Walhi, menurutnya, tinggal mengawasi supaya investor benar-benar menjalankan kaidah-kaidah lingkungan dalam pengembangan pariwisata. Misalkan, investor dilarang menebang pohon-pohon besar atau land cutting. Walhi juga berhak mengawasi investor dan TNBTS supaya kedua pihak bersungguh-sungguh mematuhi kaidah-kaidah pengolahan sampah hingga tercapai nol limbah atau zero waste.
“Teman-teman Walhi memang berhak dan bahkan wajib mengontrol investor untuk menjalankan metode pengelolaan wisata berbasis lingkungan,” kata Agus.
Adapun catatan khusus dari Forum Ekowisata Jawa Timur diberikan kepada TNBTS untuk mengumumkan secara terbuka lokasi-lokasi proyek wisata yang ditawarkan ke publik.
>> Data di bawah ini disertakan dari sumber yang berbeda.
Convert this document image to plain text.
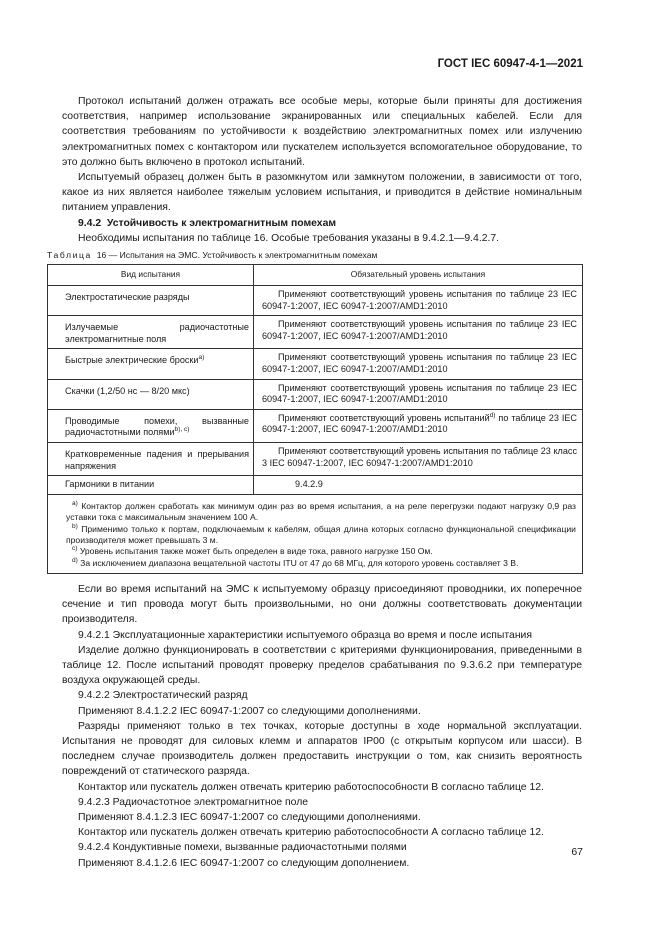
ГОСТ IEC 60947-4-1—2021

Протокол испытаний должен отражать все особые меры, которые были приняты для достижения соответствия, например использование экранированных или специальных кабелей. Если для соответствия требованиям по устойчивости к воздействию электромагнитных помех или излучению электромагнитных помех с контактором или пускателем используется вспомогательное оборудование, то это должно быть включено в протокол испытаний.

Испытуемый образец должен быть в разомкнутом или замкнутом положении, в зависимости от того, какое из них является наиболее тяжелым условием испытания, и приводится в действие номинальным питанием управления.

9.4.2 Устойчивость к электромагнитным помехам

Необходимы испытания по таблице 16. Особые требования указаны в 9.4.2.1—9.4.2.7.

Таблица 16 — Испытания на ЭМС. Устойчивость к электромагнитным помехам
Вид испытания	Обязательный уровень испытания

Электростатические разряды	Применяют соответствующий уровень испытания по таблице 23 IEC 60947-1:2007, IEC 60947-1:2007/AMD1:2010

Излучаемые радиочастотные электромагнитные поля	Применяют соответствующий уровень испытания по таблице 23 IEC 60947-1:2007, IEC 60947-1:2007/AMD1:2010

Быстрые электрические броски$^{a)}$	Применяют соответствующий уровень испытания по таблице 23 IEC 60947-1:2007, IEC 60947-1:2007/AMD1:2010

Скачки (1,2/50 нс — 8/20 мкс)	Применяют соответствующий уровень испытания по таблице 23 IEC 60947-1:2007, IEC 60947-1:2007/AMD1:2010

Проводимые помехи, вызванные радиочастотными полями$^{b), c)}$	Применяют соответствующий уровень испытаний$^{d)}$ по таблице 23 IEC 60947-1:2007, IEC 60947-1:2007/AMD1:2010

Кратковременные падения и прерывания напряжения	Применяют соответствующий уровень испытания по таблице 23 класс 3 IEC 60947-1:2007, IEC 60947-1:2007/AMD1:2010

Гармоники в питании	9.4.2.9

$^{a)}$ Контактор должен сработать как минимум один раз во время испытания, а на реле перегрузки подают нагрузку 0,9 раз уставки тока с максимальным значением 100 А.

$^{b)}$ Применимо только к портам, подключаемым к кабелям, общая длина которых согласно функциональной спецификации производителя может превышать 3 м.

$^{c)}$ Уровень испытания также может быть определен в виде тока, равного нагрузке 150 Ом.

$^{d)}$ За исключением диапазона вещательной частоты ITU от 47 до 68 МГц, для которого уровень составляет 3 В.	

Если во время испытаний на ЭМС к испытуемому образцу присоединяют проводники, их поперечное сечение и тип провода могут быть произвольными, но они должны соответствовать документации производителя.

9.4.2.1 Эксплуатационные характеристики испытуемого образца во время и после испытания

Изделие должно функционировать в соответствии с критериями функционирования, приведенными в таблице 12. После испытаний проводят проверку пределов срабатывания по 9.3.6.2 при температуре воздуха окружающей среды.

9.4.2.2 Электростатический разряд

Применяют 8.4.1.2.2 IEC 60947-1:2007 со следующими дополнениями.

Разряды применяют только в тех точках, которые доступны в ходе нормальной эксплуатации. Испытания не проводят для силовых клемм и аппаратов IP00 (с открытым корпусом или шасси). В последнем случае производитель должен предоставить инструкции о том, как снизить вероятность повреждений от статического разряда.

Контактор или пускатель должен отвечать критерию работоспособности В согласно таблице 12.

9.4.2.3 Радиочастотное электромагнитное поле

Применяют 8.4.1.2.3 IEC 60947-1:2007 со следующими дополнениями.

Контактор или пускатель должен отвечать критерию работоспособности А согласно таблице 12.

9.4.2.4 Кондуктивные помехи, вызванные радиочастотными полями

Применяют 8.4.1.2.6 IEC 60947-1:2007 со следующим дополнением.

67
Sampai sekarang Agus mengaku buta di mana saja lokasi wisata baru dan siapa saja investornya kecuali PT Winuta Alam Indah (PT WAI). Itupun dia tahu dari kehebohan pembukaan lahan oleh PT WAI di Blok Jemplang melalui media sosial dan pemberitaan media massa.
Selain itu, Agus menyampaikan satu hal lagi yang perlu diperhatikan betul oleh TNBTS dan PT WAI, yaitu pelibatan aktif masyarakat. Caranya, PT WAI memperhatikan pendekatan “ramah masyarakat” untuk jangka panjang. "Jangan cuma menjadikan masyarakat sebagai buruh, tapi jadikanlah mereka sebagai pemilik," katanya menunjuk mekanisme porsi saham melalui badan usaha milik desa (BUMDes).
Kepala Desa Ngadas Mujianto sangat setuju warganya dilibatkan dalam proyek wisata dalam kawasan. Mereka ingin pelibatan masyarakat berlangsung dalam jangka panjang, seperti yang disampaikan Agus.
Mujianto tidak ingin Desa Ngadas, desa tertinggi di Kabupaten Malang, hanya jadi lintasan wisatawan menuju Gunung Bromo dan Gunung Semeru. “Dengan adanya pembangunan wisata di Jemplang, harapan masyarakat dan pelaku wisata ada poin khusus yang bisa menarik wisatawan sehingga warga dan pelaku wisata di desa kami bisa merasakan kue pariwisata,” kata Mujianto.
Lahan yang sudah dibersihkan investor untuk proyek wisata dalam kawasan Taman Nasional Bromo Tengger Semeru (TNBTS). Kredit: Dokumentasi Walhi Jatim.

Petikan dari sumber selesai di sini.